E agora, depois de tanta coisa chorada amargamente, de tantos diálogos ensaiados, tanto desespero, eu estou tentando me arriscar novamente. Não com aquela felicidade rara de 2010, apenas com a consciência limpa de quem deve e quer seguir.

Tenho medo sim, mas estou procurando o que há de melhor em mim e é isso que quero deixar para as pessoas que amo. Mas apenas poderei deixar o meu melhor se eu encontrá-lo e se compartilhá-lo. E, para fazer isso, é preciso estar com essas pessoas que digo amar, as que são especiais pelas atitudes, pelo o que sinto por elas e, sim, pelo medo que tenho de perdê-las.

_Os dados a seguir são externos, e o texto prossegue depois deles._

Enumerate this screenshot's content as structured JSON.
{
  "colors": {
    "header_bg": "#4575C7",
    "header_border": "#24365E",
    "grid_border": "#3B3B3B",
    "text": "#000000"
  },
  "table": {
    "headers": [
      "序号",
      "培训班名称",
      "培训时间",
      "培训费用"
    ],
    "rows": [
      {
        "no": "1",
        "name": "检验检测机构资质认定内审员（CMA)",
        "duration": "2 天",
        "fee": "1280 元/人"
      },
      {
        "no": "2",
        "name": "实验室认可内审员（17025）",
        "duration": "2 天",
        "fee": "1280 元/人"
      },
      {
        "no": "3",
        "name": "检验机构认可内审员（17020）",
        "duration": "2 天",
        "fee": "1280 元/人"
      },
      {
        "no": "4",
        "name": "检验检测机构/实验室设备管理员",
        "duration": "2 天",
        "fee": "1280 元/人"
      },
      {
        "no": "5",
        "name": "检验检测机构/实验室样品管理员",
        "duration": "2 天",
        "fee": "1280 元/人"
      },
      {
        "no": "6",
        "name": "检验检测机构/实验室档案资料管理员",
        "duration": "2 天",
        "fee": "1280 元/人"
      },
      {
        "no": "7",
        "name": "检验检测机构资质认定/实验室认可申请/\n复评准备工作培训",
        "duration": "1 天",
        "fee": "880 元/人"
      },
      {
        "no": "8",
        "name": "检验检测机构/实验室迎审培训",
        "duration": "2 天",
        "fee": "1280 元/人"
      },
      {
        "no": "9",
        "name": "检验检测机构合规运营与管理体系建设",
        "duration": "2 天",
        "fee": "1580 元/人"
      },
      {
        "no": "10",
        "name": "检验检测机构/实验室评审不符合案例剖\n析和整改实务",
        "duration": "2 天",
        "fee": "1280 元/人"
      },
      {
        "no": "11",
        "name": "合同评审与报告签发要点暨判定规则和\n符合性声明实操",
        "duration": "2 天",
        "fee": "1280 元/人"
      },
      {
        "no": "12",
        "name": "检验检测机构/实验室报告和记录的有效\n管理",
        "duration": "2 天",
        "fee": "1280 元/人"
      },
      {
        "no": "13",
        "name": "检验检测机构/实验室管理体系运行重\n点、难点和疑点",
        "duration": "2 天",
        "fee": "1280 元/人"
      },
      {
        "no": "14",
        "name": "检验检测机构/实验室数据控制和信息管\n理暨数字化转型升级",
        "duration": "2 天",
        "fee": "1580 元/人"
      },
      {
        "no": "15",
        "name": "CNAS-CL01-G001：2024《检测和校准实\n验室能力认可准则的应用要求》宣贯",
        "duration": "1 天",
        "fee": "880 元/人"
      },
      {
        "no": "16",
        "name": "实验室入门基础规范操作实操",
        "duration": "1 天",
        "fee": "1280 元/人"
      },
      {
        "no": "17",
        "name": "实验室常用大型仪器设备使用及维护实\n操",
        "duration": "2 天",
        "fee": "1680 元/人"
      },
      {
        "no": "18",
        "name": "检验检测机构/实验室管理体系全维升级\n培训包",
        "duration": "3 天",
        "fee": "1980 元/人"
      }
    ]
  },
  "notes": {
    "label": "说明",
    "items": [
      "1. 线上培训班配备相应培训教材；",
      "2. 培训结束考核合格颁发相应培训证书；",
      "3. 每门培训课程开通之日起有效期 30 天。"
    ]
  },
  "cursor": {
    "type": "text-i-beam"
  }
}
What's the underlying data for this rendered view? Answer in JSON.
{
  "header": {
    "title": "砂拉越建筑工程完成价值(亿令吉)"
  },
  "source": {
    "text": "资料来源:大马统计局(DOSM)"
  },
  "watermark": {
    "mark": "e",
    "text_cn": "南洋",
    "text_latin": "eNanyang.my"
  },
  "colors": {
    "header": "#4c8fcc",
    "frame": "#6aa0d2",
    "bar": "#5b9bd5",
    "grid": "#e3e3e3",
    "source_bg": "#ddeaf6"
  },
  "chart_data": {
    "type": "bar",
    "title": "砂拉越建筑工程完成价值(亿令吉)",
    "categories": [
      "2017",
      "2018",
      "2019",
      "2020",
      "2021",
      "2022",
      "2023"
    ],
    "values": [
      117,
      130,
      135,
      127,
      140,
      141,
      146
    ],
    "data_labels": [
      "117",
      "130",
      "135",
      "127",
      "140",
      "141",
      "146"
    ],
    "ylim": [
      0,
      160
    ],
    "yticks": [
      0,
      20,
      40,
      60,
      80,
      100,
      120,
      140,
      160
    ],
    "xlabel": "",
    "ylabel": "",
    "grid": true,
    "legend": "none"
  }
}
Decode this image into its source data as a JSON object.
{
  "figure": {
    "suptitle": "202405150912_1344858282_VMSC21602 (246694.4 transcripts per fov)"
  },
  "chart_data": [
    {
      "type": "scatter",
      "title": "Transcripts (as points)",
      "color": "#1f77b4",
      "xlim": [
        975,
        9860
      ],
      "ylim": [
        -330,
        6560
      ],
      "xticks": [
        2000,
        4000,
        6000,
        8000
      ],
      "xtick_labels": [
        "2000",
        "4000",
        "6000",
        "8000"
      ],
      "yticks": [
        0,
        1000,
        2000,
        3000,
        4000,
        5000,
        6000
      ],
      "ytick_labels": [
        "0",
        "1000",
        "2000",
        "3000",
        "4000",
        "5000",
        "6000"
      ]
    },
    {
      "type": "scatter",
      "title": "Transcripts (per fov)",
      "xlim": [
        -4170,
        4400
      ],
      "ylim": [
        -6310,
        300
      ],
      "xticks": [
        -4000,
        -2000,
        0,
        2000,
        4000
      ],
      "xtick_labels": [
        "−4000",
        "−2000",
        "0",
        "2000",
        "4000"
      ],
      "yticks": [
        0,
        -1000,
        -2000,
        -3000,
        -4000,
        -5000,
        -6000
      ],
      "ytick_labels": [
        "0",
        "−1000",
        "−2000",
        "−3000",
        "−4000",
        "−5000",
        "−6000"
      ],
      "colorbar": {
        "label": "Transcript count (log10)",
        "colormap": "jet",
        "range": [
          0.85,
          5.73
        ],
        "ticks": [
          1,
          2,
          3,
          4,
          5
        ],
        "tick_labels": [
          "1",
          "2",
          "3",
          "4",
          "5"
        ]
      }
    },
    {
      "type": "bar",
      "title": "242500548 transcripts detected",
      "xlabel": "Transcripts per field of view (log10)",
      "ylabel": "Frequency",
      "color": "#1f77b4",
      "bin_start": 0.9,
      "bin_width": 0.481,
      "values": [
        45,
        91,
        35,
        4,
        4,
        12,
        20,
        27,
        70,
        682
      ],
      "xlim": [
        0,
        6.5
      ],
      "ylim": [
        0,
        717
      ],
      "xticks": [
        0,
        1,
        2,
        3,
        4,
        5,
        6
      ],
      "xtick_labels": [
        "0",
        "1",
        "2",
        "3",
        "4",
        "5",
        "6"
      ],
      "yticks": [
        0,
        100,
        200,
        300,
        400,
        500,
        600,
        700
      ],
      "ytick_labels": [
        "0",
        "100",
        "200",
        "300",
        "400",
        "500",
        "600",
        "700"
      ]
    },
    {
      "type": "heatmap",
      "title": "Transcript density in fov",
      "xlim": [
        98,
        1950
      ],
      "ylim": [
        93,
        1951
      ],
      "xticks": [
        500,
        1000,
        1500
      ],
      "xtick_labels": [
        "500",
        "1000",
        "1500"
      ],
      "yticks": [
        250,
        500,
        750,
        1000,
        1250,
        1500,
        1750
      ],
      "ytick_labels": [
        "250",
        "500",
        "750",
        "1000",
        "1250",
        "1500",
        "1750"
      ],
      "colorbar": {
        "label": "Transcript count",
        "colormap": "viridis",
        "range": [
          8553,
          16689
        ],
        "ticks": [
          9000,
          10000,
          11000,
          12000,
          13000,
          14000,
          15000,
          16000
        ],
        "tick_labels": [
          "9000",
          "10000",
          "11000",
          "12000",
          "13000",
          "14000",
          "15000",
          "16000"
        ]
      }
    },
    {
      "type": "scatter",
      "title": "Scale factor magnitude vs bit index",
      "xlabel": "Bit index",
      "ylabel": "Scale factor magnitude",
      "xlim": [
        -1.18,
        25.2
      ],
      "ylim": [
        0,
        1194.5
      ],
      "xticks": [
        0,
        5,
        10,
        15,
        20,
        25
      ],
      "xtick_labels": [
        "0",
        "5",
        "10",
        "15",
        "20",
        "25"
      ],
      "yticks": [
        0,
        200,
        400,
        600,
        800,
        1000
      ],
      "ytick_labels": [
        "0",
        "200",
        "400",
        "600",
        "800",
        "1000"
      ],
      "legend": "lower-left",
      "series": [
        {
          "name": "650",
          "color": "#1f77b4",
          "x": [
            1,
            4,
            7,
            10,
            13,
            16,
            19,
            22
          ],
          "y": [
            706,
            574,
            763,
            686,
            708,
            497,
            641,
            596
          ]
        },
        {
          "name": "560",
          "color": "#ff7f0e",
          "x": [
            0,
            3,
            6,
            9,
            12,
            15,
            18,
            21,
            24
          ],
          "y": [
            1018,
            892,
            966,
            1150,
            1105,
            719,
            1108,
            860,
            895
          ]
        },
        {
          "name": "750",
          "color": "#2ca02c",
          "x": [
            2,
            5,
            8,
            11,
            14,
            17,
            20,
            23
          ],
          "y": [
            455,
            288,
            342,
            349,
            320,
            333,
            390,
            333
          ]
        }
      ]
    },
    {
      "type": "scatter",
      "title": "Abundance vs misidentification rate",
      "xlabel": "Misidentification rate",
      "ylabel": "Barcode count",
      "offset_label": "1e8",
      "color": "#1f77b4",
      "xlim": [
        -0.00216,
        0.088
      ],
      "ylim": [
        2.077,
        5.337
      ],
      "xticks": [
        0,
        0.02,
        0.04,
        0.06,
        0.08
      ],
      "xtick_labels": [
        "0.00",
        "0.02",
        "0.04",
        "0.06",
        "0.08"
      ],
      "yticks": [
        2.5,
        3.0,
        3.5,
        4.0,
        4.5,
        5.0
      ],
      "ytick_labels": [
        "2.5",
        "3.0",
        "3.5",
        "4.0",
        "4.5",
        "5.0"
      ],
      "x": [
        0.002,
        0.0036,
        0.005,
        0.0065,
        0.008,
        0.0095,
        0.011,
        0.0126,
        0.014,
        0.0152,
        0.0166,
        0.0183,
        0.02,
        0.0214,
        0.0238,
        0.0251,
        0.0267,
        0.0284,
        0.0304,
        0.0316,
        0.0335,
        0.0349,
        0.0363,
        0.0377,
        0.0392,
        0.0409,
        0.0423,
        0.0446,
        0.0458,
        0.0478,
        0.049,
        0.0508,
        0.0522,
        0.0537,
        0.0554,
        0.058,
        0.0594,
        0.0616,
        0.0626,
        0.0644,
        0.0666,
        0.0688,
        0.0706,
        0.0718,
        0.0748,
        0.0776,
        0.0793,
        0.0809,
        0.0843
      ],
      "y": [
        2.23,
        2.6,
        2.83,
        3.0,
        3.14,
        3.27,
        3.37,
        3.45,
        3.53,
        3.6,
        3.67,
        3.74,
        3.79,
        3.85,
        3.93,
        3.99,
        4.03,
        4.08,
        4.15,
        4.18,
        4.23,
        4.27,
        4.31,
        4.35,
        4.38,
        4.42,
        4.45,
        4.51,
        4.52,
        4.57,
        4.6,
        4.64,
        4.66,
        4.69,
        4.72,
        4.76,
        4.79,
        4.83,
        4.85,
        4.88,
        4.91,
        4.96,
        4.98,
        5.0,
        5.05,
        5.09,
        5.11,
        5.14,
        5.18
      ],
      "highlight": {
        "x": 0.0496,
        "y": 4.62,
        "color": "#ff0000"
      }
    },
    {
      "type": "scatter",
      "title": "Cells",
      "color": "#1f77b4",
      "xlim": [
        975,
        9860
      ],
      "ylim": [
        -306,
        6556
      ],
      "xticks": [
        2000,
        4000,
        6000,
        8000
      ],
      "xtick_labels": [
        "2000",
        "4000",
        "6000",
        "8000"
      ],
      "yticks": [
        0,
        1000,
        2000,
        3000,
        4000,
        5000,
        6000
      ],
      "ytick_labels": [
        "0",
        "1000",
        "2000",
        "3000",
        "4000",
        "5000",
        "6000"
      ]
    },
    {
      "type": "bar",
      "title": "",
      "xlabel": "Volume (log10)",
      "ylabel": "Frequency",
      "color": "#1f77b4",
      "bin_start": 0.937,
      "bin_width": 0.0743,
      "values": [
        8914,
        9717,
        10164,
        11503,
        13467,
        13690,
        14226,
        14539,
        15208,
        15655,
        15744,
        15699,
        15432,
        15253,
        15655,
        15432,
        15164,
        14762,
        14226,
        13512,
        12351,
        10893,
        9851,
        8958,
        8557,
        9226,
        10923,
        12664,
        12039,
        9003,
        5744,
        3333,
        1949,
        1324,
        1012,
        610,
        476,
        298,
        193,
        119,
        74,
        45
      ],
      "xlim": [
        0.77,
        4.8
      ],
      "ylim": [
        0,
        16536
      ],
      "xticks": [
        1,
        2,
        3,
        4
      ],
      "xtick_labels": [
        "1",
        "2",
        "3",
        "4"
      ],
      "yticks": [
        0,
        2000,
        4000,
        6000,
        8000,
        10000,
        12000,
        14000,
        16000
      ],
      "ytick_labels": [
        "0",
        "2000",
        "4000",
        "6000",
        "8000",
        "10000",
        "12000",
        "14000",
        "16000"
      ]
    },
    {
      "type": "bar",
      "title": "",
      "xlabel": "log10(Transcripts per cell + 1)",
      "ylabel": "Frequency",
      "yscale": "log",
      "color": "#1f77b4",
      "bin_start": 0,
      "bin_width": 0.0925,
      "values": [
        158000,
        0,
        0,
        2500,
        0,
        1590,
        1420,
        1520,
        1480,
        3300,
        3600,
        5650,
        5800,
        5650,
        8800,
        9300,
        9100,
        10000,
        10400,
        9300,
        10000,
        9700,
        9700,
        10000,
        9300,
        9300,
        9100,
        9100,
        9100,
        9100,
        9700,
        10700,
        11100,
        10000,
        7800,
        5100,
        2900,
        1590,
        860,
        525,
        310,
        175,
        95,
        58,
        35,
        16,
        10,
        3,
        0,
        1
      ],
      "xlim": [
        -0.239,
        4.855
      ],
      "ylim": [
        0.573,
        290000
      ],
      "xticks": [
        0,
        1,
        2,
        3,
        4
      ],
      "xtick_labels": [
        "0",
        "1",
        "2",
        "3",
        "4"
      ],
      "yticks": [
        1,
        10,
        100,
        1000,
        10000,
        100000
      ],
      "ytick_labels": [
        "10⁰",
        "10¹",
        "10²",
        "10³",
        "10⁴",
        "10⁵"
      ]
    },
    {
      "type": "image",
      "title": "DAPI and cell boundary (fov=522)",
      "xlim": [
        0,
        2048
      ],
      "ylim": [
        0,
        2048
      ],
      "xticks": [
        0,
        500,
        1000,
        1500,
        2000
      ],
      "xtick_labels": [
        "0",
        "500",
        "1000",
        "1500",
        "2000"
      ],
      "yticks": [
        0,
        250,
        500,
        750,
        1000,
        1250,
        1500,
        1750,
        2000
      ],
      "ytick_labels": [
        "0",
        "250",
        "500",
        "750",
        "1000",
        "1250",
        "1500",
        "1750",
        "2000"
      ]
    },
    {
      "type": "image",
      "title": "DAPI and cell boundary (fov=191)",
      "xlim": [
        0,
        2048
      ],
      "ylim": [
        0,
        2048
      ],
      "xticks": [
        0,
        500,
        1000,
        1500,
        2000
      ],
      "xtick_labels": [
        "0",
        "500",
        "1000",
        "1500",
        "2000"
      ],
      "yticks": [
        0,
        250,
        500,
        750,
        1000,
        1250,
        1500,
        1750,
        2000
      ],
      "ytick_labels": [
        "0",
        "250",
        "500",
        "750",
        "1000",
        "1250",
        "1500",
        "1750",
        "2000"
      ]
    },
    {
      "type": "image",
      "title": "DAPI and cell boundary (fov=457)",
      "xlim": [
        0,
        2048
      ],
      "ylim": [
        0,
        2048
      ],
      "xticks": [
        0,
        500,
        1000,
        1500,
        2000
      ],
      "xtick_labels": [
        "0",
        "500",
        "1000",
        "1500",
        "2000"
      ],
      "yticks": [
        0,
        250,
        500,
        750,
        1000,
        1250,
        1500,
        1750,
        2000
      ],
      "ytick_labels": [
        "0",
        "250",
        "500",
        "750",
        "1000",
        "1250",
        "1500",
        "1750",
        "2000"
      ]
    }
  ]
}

Eu sou uma escritora desesperada por salvar suas – últimas – palavras. E aqui a ambiguidade me salva. Quero guardar sim o último riso ou choro; as palavras finais, não pra saber o que foi dito, mas para lembrar da voz de quem as disse.

Assim encerro com mais um atalho do teclado. A vida não tem desses, e nem a morte é capaz de nos excluir definitivamente.